Omar Shahine, a PM on Windows Live Hotmail, has an excellent post entitled, "Designing for Services Dependencies" from the Hotmail perspective. Reading it brought back a bunch of memories and lessons learnt from Messenger Server. (I don’t have to think about service reliability these days as we have more "qualified" people to do so.) Let me focus on the "reliability" aspect rather than the "dependency" aspect.
Who remembers the 8+ day outage of MSN Messenger back in July 2001? I confess that I was "not a fan" of MSN Messenger back in those days (I had just started to use AIM over ICQ) so it didn’t affect me. But the legend of that outage can still be heard if you seek out the members of that team back in the day (whom are now scattered all over the place–everywhere, including Google and Yahoo!, but Messenger). You can read about the whole ordeal here. (As far as I know, though, the outage had nothing to do with .NET; the .NET Messenger Service was just a PR branding exercise.) What about the outage in early 2003? I don’t have first-hand accounts of these weeks as I wasn’t around during that time.
In the old days, what we would do is schedule several hours for server upgrades where we would kick off the entire Messenger user base (that’s millions of people around the world), take the entire cloud offline, deploy new binaries to the machines, restart the machines, smoke-test a bit, and then finally start taking traffic. It was a heavily manual, intensive process, often taken many hours. These were scheduled during the lowest peak traffic period in the week, which happened to be Friday nights, around 9 PM PST (sorry, Asia!). We would be down for several hours while we upgraded bits. Some people would be in the S.O.C. while the rest of us would be in a large lecture hall watching a movie (before!) and then watching the "action" on the big screen during deployment. People got tired and sometimes made mistakes. [Note that in the really old days, the servers were rebooted by developers to "try" out new fixes/features. In the really really old days the servers were boxes under someone’s desk. It would have been cool to be around then.]
So when was the last time you saw the pop-up dialog when using Messenger: "The Messenger Service will be performing maintenance in 5 minutes"? It should have been some time late in 2004. That maintenance, if I recall correctly, lasted several hours, during which time 100% of the Messenger user base was disconnected. (I remember my sister on the east coast IM’ing me, "AHH!! No! No maintenance! I need to talk to my partner to get this project done!!!!") Prior to that event would in fact be the weekend of October 9-10, 2004. That was a ‘fun’ weekend. According to this article:
By early afternoon Monday, a representative of Microsoft said the company had fixed the issues that had prevented its users from logging on to Messenger.
"The system is now back up and running," the spokesperson said at 1 p.m. PDT. "We believe that the problem is now fixed." …
The spokesperson would not give further details about the problem, except to say that the Monday morning outage was due to "administrative maintenance."
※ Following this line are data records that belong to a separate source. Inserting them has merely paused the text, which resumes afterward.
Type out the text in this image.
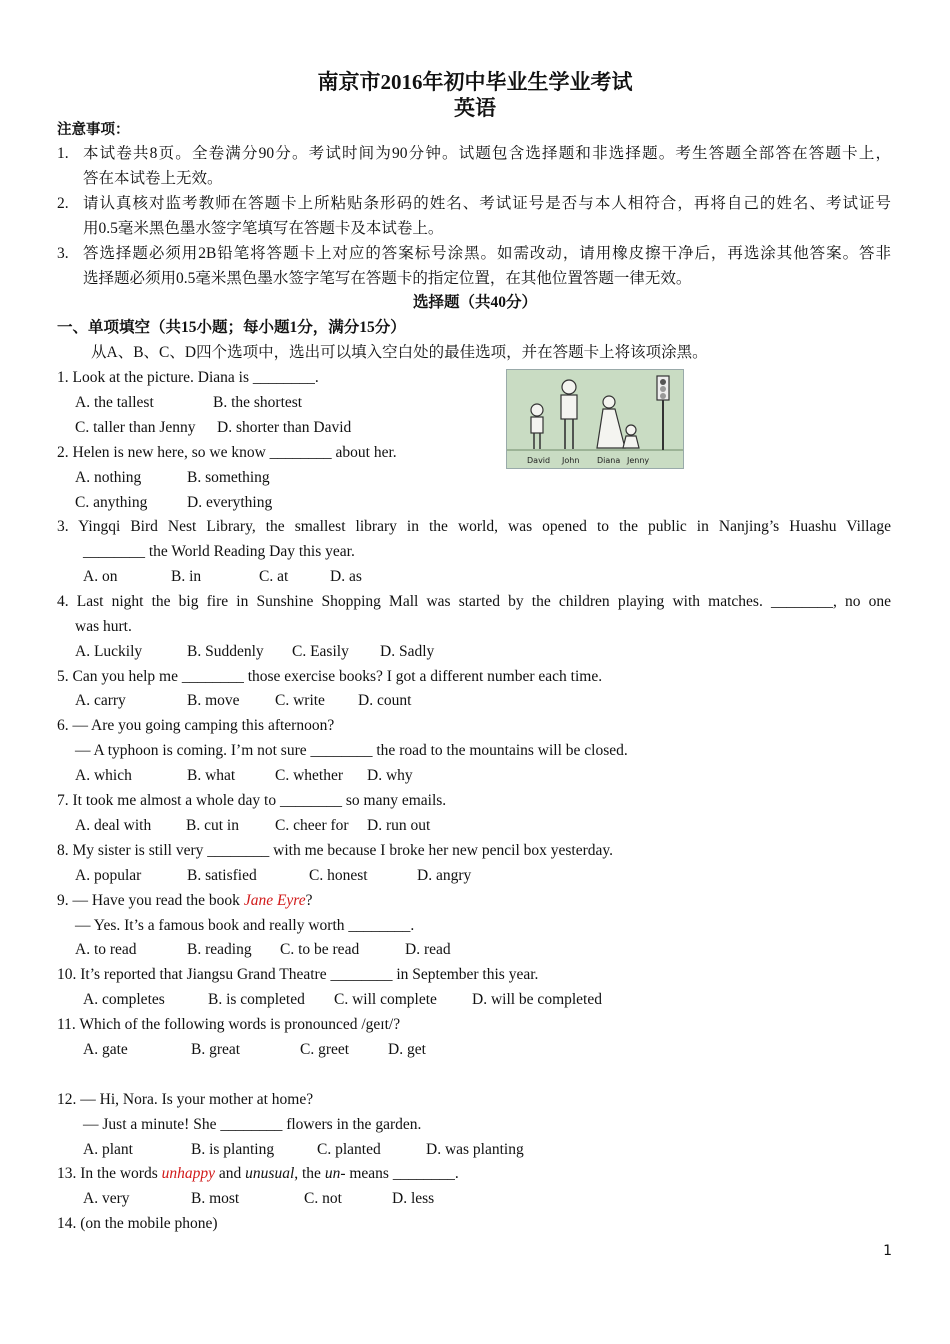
南京市2016年初中毕业生学业考试
英语
注意事项：
1. 本试卷共8页。全卷满分90分。考试时间为90分钟。试题包含选择题和非选择题。考生答题全部答在答题卡上，
答在本试卷上无效。
2. 请认真核对监考教师在答题卡上所粘贴条形码的姓名、考试证号是否与本人相符合，再将自己的姓名、考试证号
用0.5毫米黑色墨水签字笔填写在答题卡及本试卷上。
3. 答选择题必须用2B铅笔将答题卡上对应的答案标号涂黑。如需改动，请用橡皮擦干净后，再选涂其他答案。答非
选择题必须用0.5毫米黑色墨水签字笔写在答题卡的指定位置，在其他位置答题一律无效。
选择题（共40分）
一、单项填空（共15小题；每小题1分，满分15分）
从A、B、C、D四个选项中，选出可以填入空白处的最佳选项，并在答题卡上将该项涂黑。
David John Diana Jenny
1. Look at the picture. Diana is ________.
A. the tallest	B. the shortest
C. taller than Jenny D. shorter than David
2. Helen is new here, so we know ________ about her.
A. nothing	B. something
C. anything	D. everything
3. Yingqi Bird Nest Library, the smallest library in the world, was opened to the public in Nanjing’s Huashu Village
________ the World Reading Day this year.
A. on	B. in	C. at	D. as
4. Last night the big fire in Sunshine Shopping Mall was started by the children playing with matches. ________, no one
was hurt.
A. Luckily	B. Suddenly C. Easily D. Sadly
5. Can you help me ________ those exercise books? I got a different number each time.
A. carry	B. move C. write D. count
6. — Are you going camping this afternoon?
— A typhoon is coming. I’m not sure ________ the road to the mountains will be closed.
A. which	B. what	C. whether D. why
7. It took me almost a whole day to ________ so many emails.
A. deal with B. cut in C. cheer for D. run out
8. My sister is still very ________ with me because I broke her new pencil box yesterday.
A. popular	B. satisfied	C. honest	D. angry
9. — Have you read the book Jane Eyre?
— Yes. It’s a famous book and really worth ________.
A. to read	B. reading C. to be read	D. read
10. It’s reported that Jiangsu Grand Theatre ________ in September this year.
A. completes	B. is completed C. will complete D. will be completed
11. Which of the following words is pronounced /geɪt/?
A. gate	B. great	C. greet	D. get
12. — Hi, Nora. Is your mother at home?
— Just a minute! She ________ flowers in the garden.
A. plant	B. is planting	C. planted	D. was planting
13. In the words unhappy and unusual, the un- means ________.
A. very	B. most	C. not	D. less
14. (on the mobile phone)
1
Indeed, that was a big SNAFU. (How much can I divulge here without getting fired? Just use your imagination.) It took a long while to recover from that outage, and we had learnt our lesson. It was interesting to note, as well, that when you have an outage, it actually takes a while before the number of online users reaches the pre-outage numbers. I suppose that it’s not surprising that you lose some percentage of users when your service is out-of-commission, but you don’t really wrap your head around the fact that even a small percentage of millions of people is a lot of people. Nine hours in a year (= 99.9%) is not a lot of time, yes, but nine hours at once, passes by fairly quickly, and you’re guaranteed to hit many other blips along the way.
How do we measure reliability? Surprisingly enough (it surprised me), we don’t actually take the statistics that clients upload to us since the checkbox to "Join our Customer Experience Improvement Program" is turned off by default, unfortunately, and not very many people turn it on. (By the way, you really should check off that box: Tools > Options > General > Quality Improvement.) Instead, we have these little programs that run against the cloud, simulating actual clients, every X minutes or so. Using a little math, one can turn these into a rough measure of percentage uptime. I always found this to be somewhat arbitrary. For instance, it’s easy to figure out what happens if Passport is down. As Omar says, you’re down on your ass. But what does it mean, for example, if you can login and get the status of your buddies, but you can’t establish an IM session with them? How does weight that for ‘service reliability’. The best way (in my opinion) would be to get actual client data–how often people try to set up IM sessions compared to how often they fail; but we don’t have all that data (and definitely not all of it in real-time), so we figure out some complicated formula. We try to be objective but it’s totally subjective.
Keeping a service up and "reliable" may sound extremely boring to many folks, but there are people here dedicated to doing exactly that. An extra 9 is coveted by these people and will do anything to get that extra bit. Funny enough, it’s a constant struggle between those that want to keep the service reliable ("don’t touch what ain’t broke") and others that want to roll out new features to users as quickly as possible. Interesting dilemma there too.
Messenger has gotten much much better at dealing with downtime since 2004. Part of that, of late, has to do with some platformizing and leveraging some cool work done in Search. Which is why, although you may experience "unable to connect" every now and then, you won’t see "maintenance" any time soon.